You might fairly ask: Why does a landlord-tenant case matter to the new case against the Diocese?

Because, in Copper Beech, the state supreme court provided a framework for analyzing whether the Act applies to a particular subject matter in the first instance.

Characterizing the Act as “ambiguous,” the court examined three factors to determine whether the Act applied to landlord-tenant disputes: (1) whether the statute includes explicit direction about the landlord-tenant relationship, (2) the legislature’s intent, and (3) the Act’s “origin, history, and purposes.”

In Copper Beech, the court concluded that the Act does not reach the landlord-tenant relationship. The court was persuaded by the landlord’s argument that “residential leases are already subject to extensive statutory and regulatory oversight.” The court noted that “when the legislature intends for a particular statute to apply to the landlord-tenant relationship, it does so explicitly.” The legislature had not done so in this case.

(This framework and reasoning bear some similarity to how some North Carolina courts have assessed whether a subject matter is “pervasively regulated,” such that conduct falls outside the reach of N.C. Gen. Stat. § 75-1.1.)

Copper Beech, then, might preview the Diocese’s anticipated argument that the West Virginia Consumer Credit and Protection Act was never intended to apply to the advertisement or provision of private religious education. How might that argument fare?

For starters, the Act does explicitly refer to “education.” The Act defines trade or commerce to mean “the advertising, offering for sale, sale or distribution of any goods or services.” The term “services,” in turn, includes “privileges with respect to” multiple topics, including “education.”

The Act’s explicit reference to “education” might appear to end the inquiry. If education is a “service,” then the sale or distribution of education is “trade” or “commerce.”
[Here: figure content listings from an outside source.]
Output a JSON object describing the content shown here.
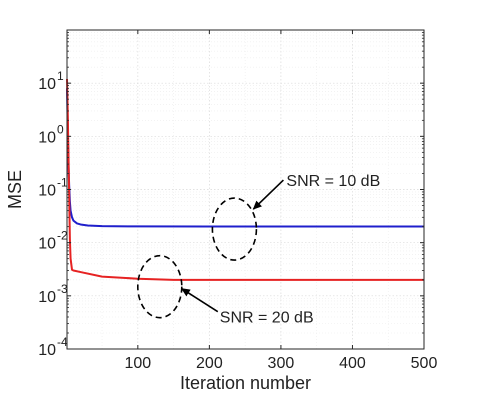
{
  "chart_data": {
    "type": "line",
    "xlabel": "Iteration number",
    "ylabel": "MSE",
    "xlim": [
      1,
      500
    ],
    "ylim": [
      0.0001,
      100
    ],
    "yscale": "log",
    "grid": true,
    "x_ticks": [
      {
        "value": 100,
        "label": "100"
      },
      {
        "value": 200,
        "label": "200"
      },
      {
        "value": 300,
        "label": "300"
      },
      {
        "value": 400,
        "label": "400"
      },
      {
        "value": 500,
        "label": "500"
      }
    ],
    "y_ticks": [
      {
        "value": 10,
        "base": "10",
        "exp": "1"
      },
      {
        "value": 1,
        "base": "10",
        "exp": "0"
      },
      {
        "value": 0.1,
        "base": "10",
        "exp": "-1"
      },
      {
        "value": 0.01,
        "base": "10",
        "exp": "-2"
      },
      {
        "value": 0.001,
        "base": "10",
        "exp": "-3"
      },
      {
        "value": 0.0001,
        "base": "10",
        "exp": "-4"
      }
    ],
    "series": [
      {
        "color": "#1f1fcc",
        "x": [
          1,
          2,
          3,
          4,
          5,
          6,
          8,
          10,
          15,
          20,
          30,
          50,
          100,
          200,
          300,
          400,
          500
        ],
        "y": [
          8,
          1.5,
          0.3,
          0.12,
          0.06,
          0.04,
          0.03,
          0.026,
          0.023,
          0.022,
          0.021,
          0.0205,
          0.0202,
          0.0201,
          0.0201,
          0.0201,
          0.0201
        ]
      },
      {
        "color": "#e62222",
        "x": [
          1,
          2,
          3,
          4,
          5,
          6,
          8,
          10,
          20,
          50,
          100,
          150,
          200,
          300,
          400,
          500
        ],
        "y": [
          12,
          3,
          0.5,
          0.08,
          0.012,
          0.005,
          0.0031,
          0.003,
          0.0028,
          0.0023,
          0.0021,
          0.002,
          0.002,
          0.002,
          0.002,
          0.002
        ]
      }
    ],
    "annotations": [
      {
        "text": "SNR = 10 dB",
        "target_x": 235,
        "target_y": 0.018
      },
      {
        "text": "SNR = 20 dB",
        "target_x": 72,
        "target_y": 0.0025
      }
    ]
  }
}
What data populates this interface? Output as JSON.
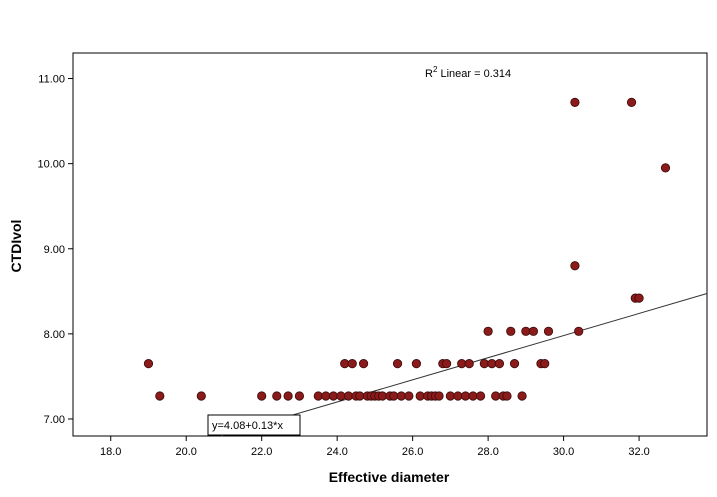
{
  "chart_data": {
    "type": "scatter",
    "title": "",
    "xlabel": "Effective diameter",
    "ylabel": "CTDIvol",
    "xlim": [
      17.0,
      33.8
    ],
    "ylim": [
      6.8,
      11.3
    ],
    "xticks": [
      "18.0",
      "20.0",
      "22.0",
      "24.0",
      "26.0",
      "28.0",
      "30.0",
      "32.0"
    ],
    "yticks": [
      "7.00",
      "8.00",
      "9.00",
      "10.00",
      "11.00"
    ],
    "grid": false,
    "marker_color": "#8b1a1a",
    "r2_label": {
      "prefix": "R",
      "sup": "2",
      "suffix": " Linear = 0.314"
    },
    "fit_line": {
      "intercept": 4.08,
      "slope": 0.13,
      "label": "y=4.08+0.13*x"
    },
    "points": [
      [
        19.0,
        7.65
      ],
      [
        19.3,
        7.27
      ],
      [
        20.4,
        7.27
      ],
      [
        22.0,
        7.27
      ],
      [
        22.4,
        7.27
      ],
      [
        22.7,
        7.27
      ],
      [
        23.0,
        7.27
      ],
      [
        23.5,
        7.27
      ],
      [
        23.7,
        7.27
      ],
      [
        23.9,
        7.27
      ],
      [
        24.1,
        7.27
      ],
      [
        24.2,
        7.65
      ],
      [
        24.3,
        7.27
      ],
      [
        24.4,
        7.65
      ],
      [
        24.5,
        7.27
      ],
      [
        24.6,
        7.27
      ],
      [
        24.7,
        7.65
      ],
      [
        24.8,
        7.27
      ],
      [
        24.9,
        7.27
      ],
      [
        25.0,
        7.27
      ],
      [
        25.1,
        7.27
      ],
      [
        25.2,
        7.27
      ],
      [
        25.4,
        7.27
      ],
      [
        25.5,
        7.27
      ],
      [
        25.6,
        7.65
      ],
      [
        25.7,
        7.27
      ],
      [
        25.9,
        7.27
      ],
      [
        26.1,
        7.65
      ],
      [
        26.2,
        7.27
      ],
      [
        26.4,
        7.27
      ],
      [
        26.5,
        7.27
      ],
      [
        26.6,
        7.27
      ],
      [
        26.7,
        7.27
      ],
      [
        26.8,
        7.65
      ],
      [
        26.9,
        7.65
      ],
      [
        27.0,
        7.27
      ],
      [
        27.2,
        7.27
      ],
      [
        27.3,
        7.65
      ],
      [
        27.4,
        7.27
      ],
      [
        27.5,
        7.65
      ],
      [
        27.6,
        7.27
      ],
      [
        27.8,
        7.27
      ],
      [
        27.9,
        7.65
      ],
      [
        28.0,
        8.03
      ],
      [
        28.1,
        7.65
      ],
      [
        28.2,
        7.27
      ],
      [
        28.3,
        7.65
      ],
      [
        28.4,
        7.27
      ],
      [
        28.5,
        7.27
      ],
      [
        28.6,
        8.03
      ],
      [
        28.7,
        7.65
      ],
      [
        28.9,
        7.27
      ],
      [
        29.0,
        8.03
      ],
      [
        29.2,
        8.03
      ],
      [
        29.4,
        7.65
      ],
      [
        29.5,
        7.65
      ],
      [
        29.6,
        8.03
      ],
      [
        30.3,
        8.8
      ],
      [
        30.3,
        10.72
      ],
      [
        30.4,
        8.03
      ],
      [
        31.8,
        10.72
      ],
      [
        31.9,
        8.42
      ],
      [
        32.0,
        8.42
      ],
      [
        32.7,
        9.95
      ]
    ]
  }
}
On the other hand, the phrase “privileges with respect to . . . education” is not at all clear.

And, not surprisingly, private, parochial, or church education is the subject of extensive regulation in West Virginia—separate and apart from the consumer-protection laws. In fact, that regulation applies to the express exclusion of other laws. “No private, parochial or church school . . . which complies with the requirements of this article shall be subject to any other provision of law relating to education except requirements of law respecting fire, safety, sanitation and immunization.” This language and regulation could be central, if not dispositive, to discerning the legislature’s intent for the Act.

Finally, Copper Beech’s procedural posture may foretell what is in store for the case against the Diocese. The Act’s applicability to private religious education might reach the West Virginia Supreme Court in short order. In West Virginia, even a state trial court can certify a question to the state supreme court. That’s what happened in Copper Beech.

The novelty of the case against the Diocese would seem to make it a likely candidate for a certified question. And, if it does, we anticipate an important decision on the elasticity of statutes like section 75-1.1. Given these statutes’ potent remedies, decisions on their scope are important legal developments.